Sub RoundAllPPCorners()
    Dim oSlide As Slide, oShape As Shape, sngRadius As Single
    sngRadius = 8.50394 'Radius size in points.

    For Each oSlide In ActivePresentation.Slides
        For Each oShape In oSlide.Shapes
            With oShape
                If .AutoShapeType = msoShapeRoundedRectangle Then
                    LengthOfShortSide = IIf(.Width > .Height, .Height, .Width)
                    .Adjustments(1) = sngRadius / LengthOfShortSide
                End If
            End With
        Next oShape
    Next oSlide
End Sub

And finally, for Word

Sub RoundAllWDCorners()
    Dim oShape As Shape, sngRadius As Single
    sngRadius = 8.50394 'Radius size in points.

    For Each oShape In ActiveDocument.Shapes
        With oShape
            If .AutoShapeType = msoShapeRoundedRectangle Then
                LengthOfShortSide = IIf(.Width > .Height, .Height, .Width)
                .Adjustments(1) = sngRadius / LengthOfShortSide
            End If
        End With
    Next oShape
End Sub
Before: Rounded Corners, but not Uniform
Rounded Corners, but not Uniform

The Word version is a little simpler because a Word document is one big object, while Excel and PowerPoint both have multiple objects for each worksheet and slide, respectively. But the similarites point out that when you’re searching online for VBA code, finding something for a different program and modifying it can be a huge time-saver. By far, Excel has way more code written for it, so Excel VBA sites can be a fruitful source for Word and PowerPoint code ideas.
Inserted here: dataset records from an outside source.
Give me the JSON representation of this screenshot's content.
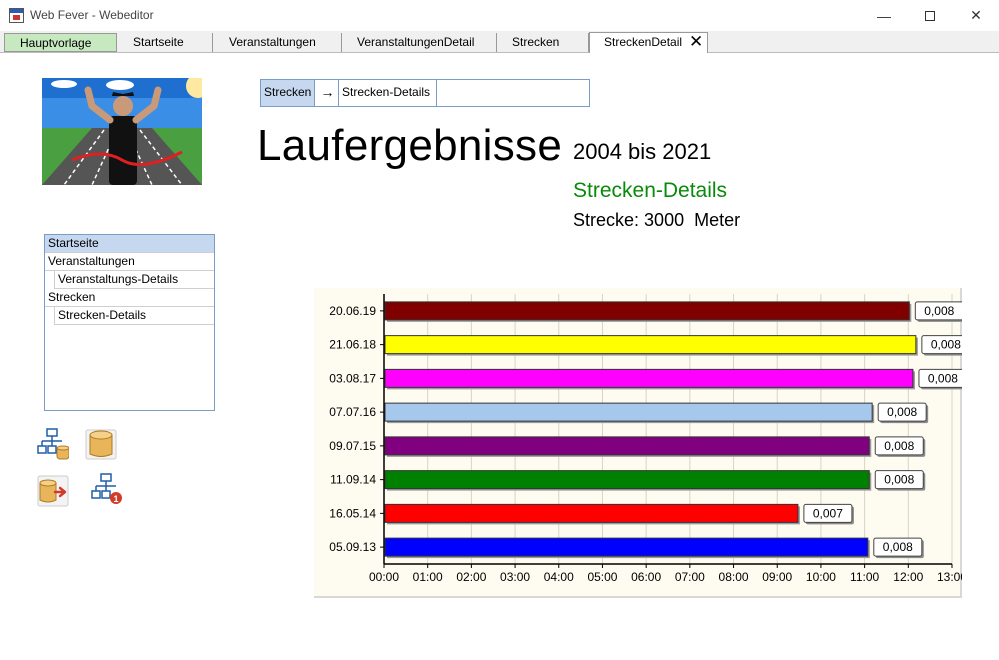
{
  "window": {
    "title": "Web Fever - Webeditor",
    "minimize_label": "—",
    "close_label": "✕"
  },
  "tabs": [
    {
      "label": "Hauptvorlage"
    },
    {
      "label": "Startseite"
    },
    {
      "label": "Veranstaltungen"
    },
    {
      "label": "VeranstaltungenDetail"
    },
    {
      "label": "Strecken"
    },
    {
      "label": "StreckenDetail"
    }
  ],
  "tab_close_label": "✕",
  "breadcrumb": {
    "item1": "Strecken",
    "arrow": "→",
    "item2": "Strecken-Details"
  },
  "page": {
    "title": "Laufergebnisse",
    "year_range": "2004 bis 2021",
    "subtitle": "Strecken-Details",
    "strecke_label": "Strecke:",
    "strecke_value": "3000",
    "strecke_unit": "Meter"
  },
  "nav": {
    "items": [
      {
        "label": "Startseite"
      },
      {
        "label": "Veranstaltungen"
      },
      {
        "label": "Veranstaltungs-Details"
      },
      {
        "label": "Strecken"
      },
      {
        "label": "Strecken-Details"
      }
    ]
  },
  "colors": {
    "accent_green": "#0a8a0a",
    "selection_blue": "#c6d7f0"
  },
  "icons": [
    "sitemap-database-icon",
    "database-icon",
    "database-export-icon",
    "sitemap-alert-icon"
  ],
  "chart_data": {
    "type": "bar",
    "orientation": "horizontal",
    "categories": [
      "20.06.19",
      "21.06.18",
      "03.08.17",
      "07.07.16",
      "09.07.15",
      "11.09.14",
      "16.05.14",
      "05.09.13"
    ],
    "values_minutes": [
      720,
      729,
      725,
      669,
      665,
      665,
      567,
      663
    ],
    "data_labels": [
      "0,008",
      "0,008",
      "0,008",
      "0,008",
      "0,008",
      "0,008",
      "0,007",
      "0,008"
    ],
    "bar_colors": [
      "#800000",
      "#ffff00",
      "#ff00ff",
      "#a6c8ec",
      "#800080",
      "#008000",
      "#ff0000",
      "#0000ff"
    ],
    "x_ticks": [
      "00:00",
      "01:00",
      "02:00",
      "03:00",
      "04:00",
      "05:00",
      "06:00",
      "07:00",
      "08:00",
      "09:00",
      "10:00",
      "11:00",
      "12:00",
      "13:00"
    ],
    "xlim_minutes": [
      0,
      780
    ],
    "grid": true
  }
}
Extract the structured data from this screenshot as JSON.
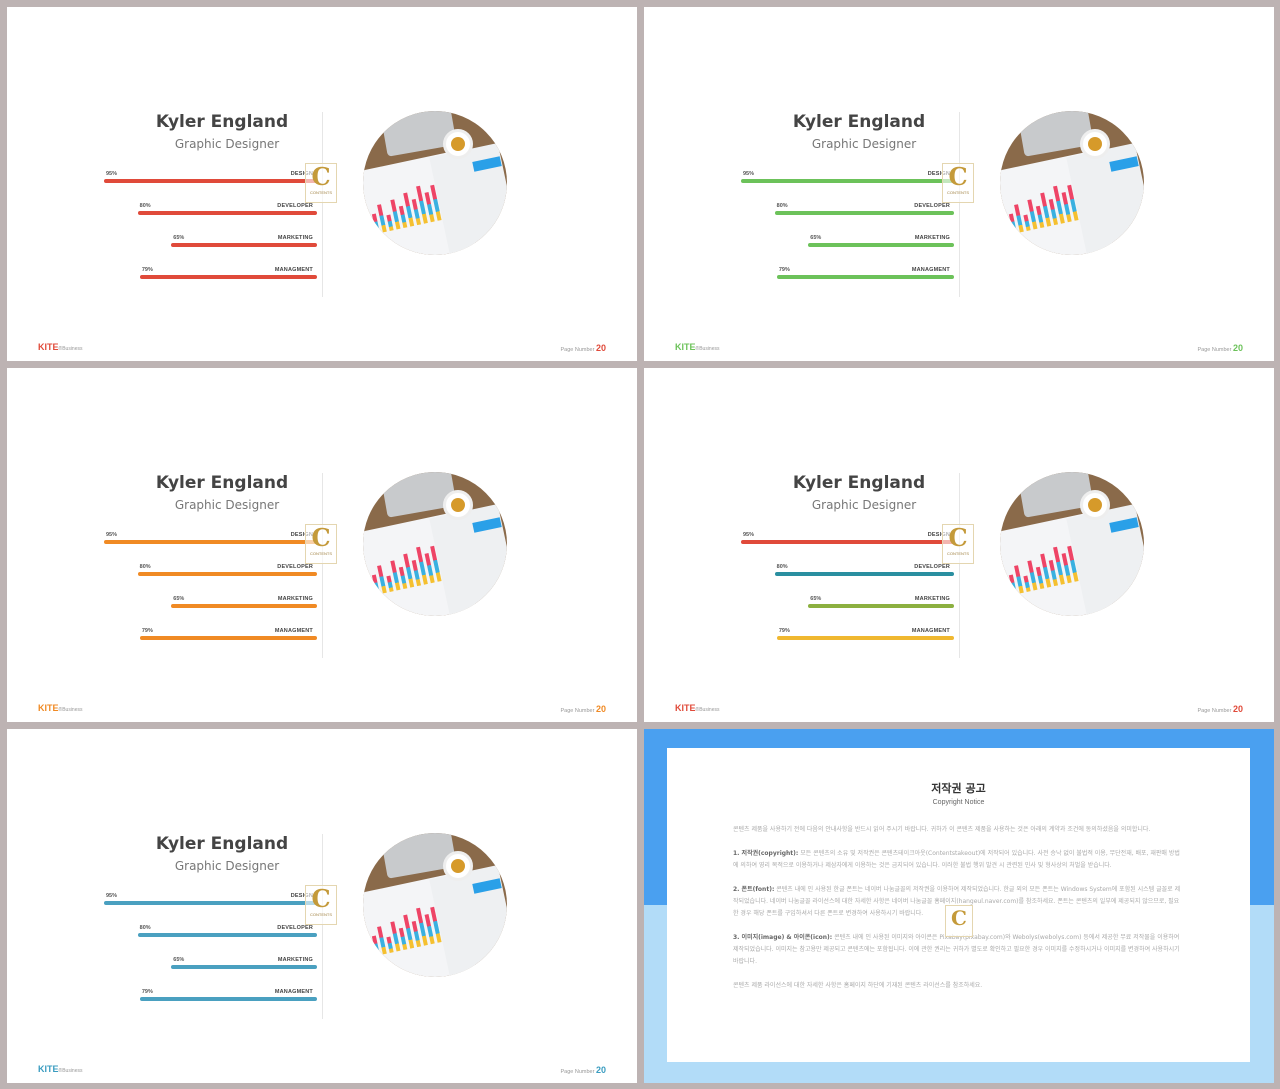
{
  "slides": [
    {
      "name": "Kyler England",
      "role": "Graphic Designer",
      "accent": "#e04a3a",
      "colors": [
        "#e04a3a",
        "#e04a3a",
        "#e04a3a",
        "#e04a3a"
      ],
      "skills": [
        {
          "label": "DESIGN",
          "percent": "95%",
          "value": 95
        },
        {
          "label": "DEVELOPER",
          "percent": "80%",
          "value": 80
        },
        {
          "label": "MARKETING",
          "percent": "65%",
          "value": 65
        },
        {
          "label": "MANAGMENT",
          "percent": "79%",
          "value": 79
        }
      ],
      "brand": "KITE",
      "brand_sub": "®Business",
      "page_label": "Page Number",
      "page_number": "20"
    },
    {
      "name": "Kyler England",
      "role": "Graphic Designer",
      "accent": "#6cc25a",
      "colors": [
        "#6cc25a",
        "#6cc25a",
        "#6cc25a",
        "#6cc25a"
      ],
      "skills": [
        {
          "label": "DESIGN",
          "percent": "95%",
          "value": 95
        },
        {
          "label": "DEVELOPER",
          "percent": "80%",
          "value": 80
        },
        {
          "label": "MARKETING",
          "percent": "65%",
          "value": 65
        },
        {
          "label": "MANAGMENT",
          "percent": "79%",
          "value": 79
        }
      ],
      "brand": "KITE",
      "brand_sub": "®Business",
      "page_label": "Page Number",
      "page_number": "20"
    },
    {
      "name": "Kyler England",
      "role": "Graphic Designer",
      "accent": "#f08a24",
      "colors": [
        "#f08a24",
        "#f08a24",
        "#f08a24",
        "#f08a24"
      ],
      "skills": [
        {
          "label": "DESIGN",
          "percent": "95%",
          "value": 95
        },
        {
          "label": "DEVELOPER",
          "percent": "80%",
          "value": 80
        },
        {
          "label": "MARKETING",
          "percent": "65%",
          "value": 65
        },
        {
          "label": "MANAGMENT",
          "percent": "79%",
          "value": 79
        }
      ],
      "brand": "KITE",
      "brand_sub": "®Business",
      "page_label": "Page Number",
      "page_number": "20"
    },
    {
      "name": "Kyler England",
      "role": "Graphic Designer",
      "accent": "#e04a3a",
      "colors": [
        "#e04a3a",
        "#2a8fa0",
        "#8cb040",
        "#f0b830"
      ],
      "skills": [
        {
          "label": "DESIGN",
          "percent": "95%",
          "value": 95
        },
        {
          "label": "DEVELOPER",
          "percent": "80%",
          "value": 80
        },
        {
          "label": "MARKETING",
          "percent": "65%",
          "value": 65
        },
        {
          "label": "MANAGMENT",
          "percent": "79%",
          "value": 79
        }
      ],
      "brand": "KITE",
      "brand_sub": "®Business",
      "page_label": "Page Number",
      "page_number": "20"
    },
    {
      "name": "Kyler England",
      "role": "Graphic Designer",
      "accent": "#3a9cc0",
      "colors": [
        "#4aa0c0",
        "#4aa0c0",
        "#4aa0c0",
        "#4aa0c0"
      ],
      "skills": [
        {
          "label": "DESIGN",
          "percent": "95%",
          "value": 95
        },
        {
          "label": "DEVELOPER",
          "percent": "80%",
          "value": 80
        },
        {
          "label": "MARKETING",
          "percent": "65%",
          "value": 65
        },
        {
          "label": "MANAGMENT",
          "percent": "79%",
          "value": 79
        }
      ],
      "brand": "KITE",
      "brand_sub": "®Business",
      "page_label": "Page Number",
      "page_number": "20"
    }
  ],
  "watermark": {
    "letter": "C",
    "text": "CONTENTS"
  },
  "notice": {
    "title": "저작권 공고",
    "subtitle": "Copyright Notice",
    "intro": "콘텐츠 제품을 사용하기 전에 다음의 안내사항을 반드시 읽어 주시기 바랍니다. 귀하가 이 콘텐츠 제품을 사용하는 것은 아래의 계약과 조건에 동의하셨음을 의미합니다.",
    "sections": [
      {
        "head": "1. 저작권(copyright):",
        "text": " 모든 콘텐츠의 소유 및 저작권은 콘텐츠테이크아웃(Contentstakeout)에 저작되어 있습니다. 사전 승낙 없이 불법적 이용, 무단전재, 배포, 재판매 방법에 의하여 영리 목적으로 이용하거나 제삼자에게 이용하는 것은 금지되어 있습니다. 이러한 불법 행위 발견 시 관련된 민사 및 형사상의 처벌을 받습니다."
      },
      {
        "head": "2. 폰트(font):",
        "text": " 콘텐츠 내에 인 사용된 한글 폰트는 네이버 나눔글꼴의 저작권을 이용하여 제작되었습니다. 한글 외의 모든 폰트는 Windows System에 포함된 시스템 글꼴로 제작되었습니다. 네이버 나눔글꼴 라이선스에 대한 자세한 사항은 네이버 나눔글꼴 홈페이지(hangeul.naver.com)를 참조하세요. 폰트는 콘텐츠의 일부에 제공되지 않으므로, 필요한 경우 해당 폰트를 구입하셔서 다른 폰트로 변경하여 사용하시기 바랍니다."
      },
      {
        "head": "3. 이미지(image) & 아이콘(icon):",
        "text": " 콘텐츠 내에 인 사용된 이미지와 아이콘은 Pixabay(pixabay.com)와 Webolys(webolys.com) 등에서 제공한 무료 저작물을 이용하여 제작되었습니다. 이미지는 참고용만 제공되고 콘텐츠에는 포함됩니다. 이에 관한 권리는 귀하가 별도로 확인하고 필요한 경우 이미지를 수정하시거나 이미지를 변경하여 사용하시기 바랍니다."
      }
    ],
    "outro": "콘텐츠 제품 라이선스에 대한 자세한 사항은 홈페이지 하단에 기재된 콘텐츠 라이선스를 참조하세요."
  }
}
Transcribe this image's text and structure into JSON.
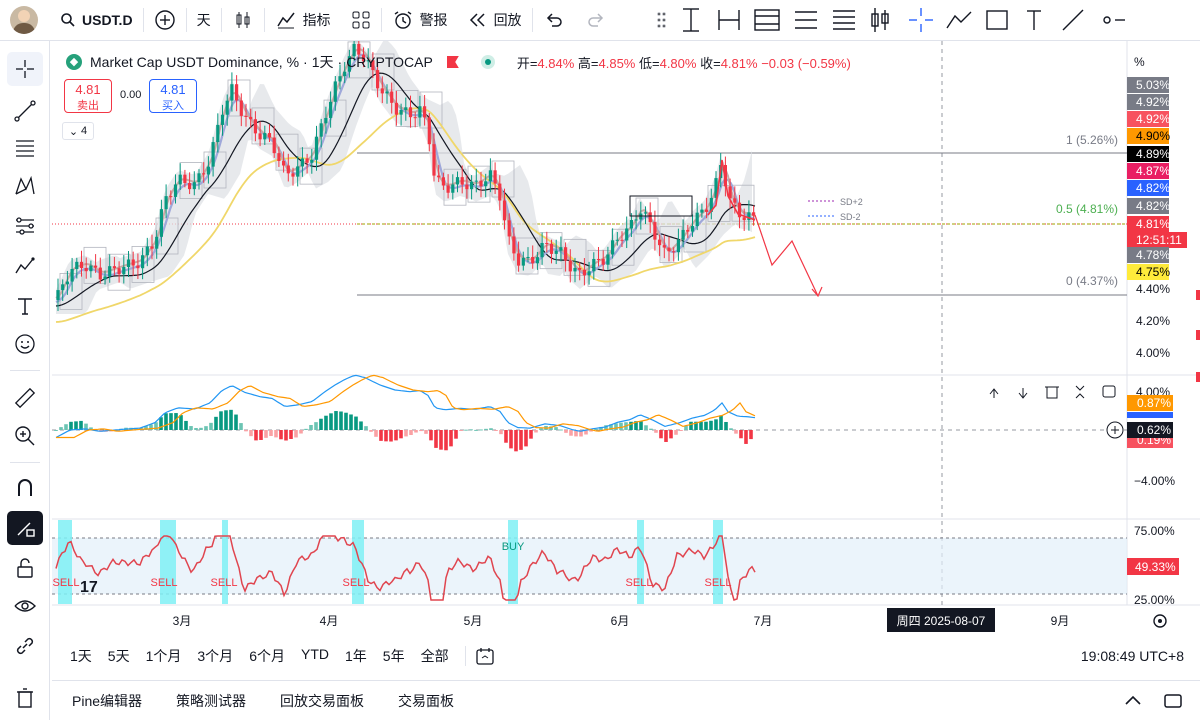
{
  "topbar": {
    "symbol": "USDT.D",
    "interval": "天",
    "indicators": "指标",
    "alert": "警报",
    "replay": "回放"
  },
  "legend": {
    "title": "Market Cap USDT Dominance, %",
    "interval": "1天",
    "source": "CRYPTOCAP",
    "open_label": "开=",
    "open": "4.84%",
    "high_label": "高=",
    "high": "4.85%",
    "low_label": "低=",
    "low": "4.80%",
    "close_label": "收=",
    "close": "4.81%",
    "change": "−0.03 (−0.59%)"
  },
  "trade": {
    "sell_price": "4.81",
    "sell_label": "卖出",
    "spread": "0.00",
    "buy_price": "4.81",
    "buy_label": "买入",
    "collapse": "4"
  },
  "price_axis": {
    "unit": "%",
    "ticks": [
      "4.40%",
      "4.20%",
      "4.00%"
    ],
    "tags": [
      {
        "text": "5.03%",
        "bg": "#787b86",
        "fg": "#ffffff"
      },
      {
        "text": "4.92%",
        "bg": "#787b86",
        "fg": "#ffffff"
      },
      {
        "text": "4.92%",
        "bg": "#f7525f",
        "fg": "#ffffff"
      },
      {
        "text": "4.90%",
        "bg": "#ff9800",
        "fg": "#000000"
      },
      {
        "text": "4.89%",
        "bg": "#000000",
        "fg": "#ffffff"
      },
      {
        "text": "4.87%",
        "bg": "#e91e63",
        "fg": "#ffffff"
      },
      {
        "text": "4.82%",
        "bg": "#2962ff",
        "fg": "#ffffff"
      },
      {
        "text": "4.82%",
        "bg": "#787b86",
        "fg": "#ffffff"
      },
      {
        "text": "4.81%",
        "bg": "#f23645",
        "fg": "#ffffff"
      },
      {
        "text": "12:51:11",
        "bg": "#f23645",
        "fg": "#ffffff"
      },
      {
        "text": "4.78%",
        "bg": "#787b86",
        "fg": "#ffffff"
      },
      {
        "text": "4.75%",
        "bg": "#ffeb3b",
        "fg": "#000000"
      }
    ]
  },
  "fib": {
    "l1": "1 (5.26%)",
    "l05": "0.5 (4.81%)",
    "l0": "0 (4.37%)"
  },
  "sd": {
    "plus": "SD+2",
    "minus": "SD-2"
  },
  "macd_axis": {
    "tick_top": "4.00%",
    "tick_bottom": "−4.00%",
    "tag1": "0.87%",
    "tag2": "0.62%",
    "tag3": "0.19%"
  },
  "rsi_axis": {
    "tick_top": "75.00%",
    "tick_bottom": "25.00%",
    "tag": "49.33%"
  },
  "signals": {
    "sell": "SELL",
    "buy": "BUY"
  },
  "time_axis": {
    "labels": [
      "3月",
      "4月",
      "5月",
      "6月",
      "7月",
      "9月"
    ],
    "crosshair": "周四 2025-08-07"
  },
  "ranges": [
    "1天",
    "5天",
    "1个月",
    "3个月",
    "6个月",
    "YTD",
    "1年",
    "5年",
    "全部"
  ],
  "clock": "19:08:49 UTC+8",
  "footer": {
    "tabs": [
      "Pine编辑器",
      "策略测试器",
      "回放交易面板",
      "交易面板"
    ]
  },
  "colors": {
    "up": "#089981",
    "down": "#f23645",
    "accent": "#2962ff"
  }
}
After: Uniform Rounded Corners
Uniform Rounded Corners

These macros have been tested under both Windows and macOS and work well under both.

To use these macros with other shapes, please see my article Every AutoShape – Cool Code for a downloadable reference file showing all AutoShapes along with their XML and VBA names. Then replace msoShapeRoundedRectangle with the mso shape name you need.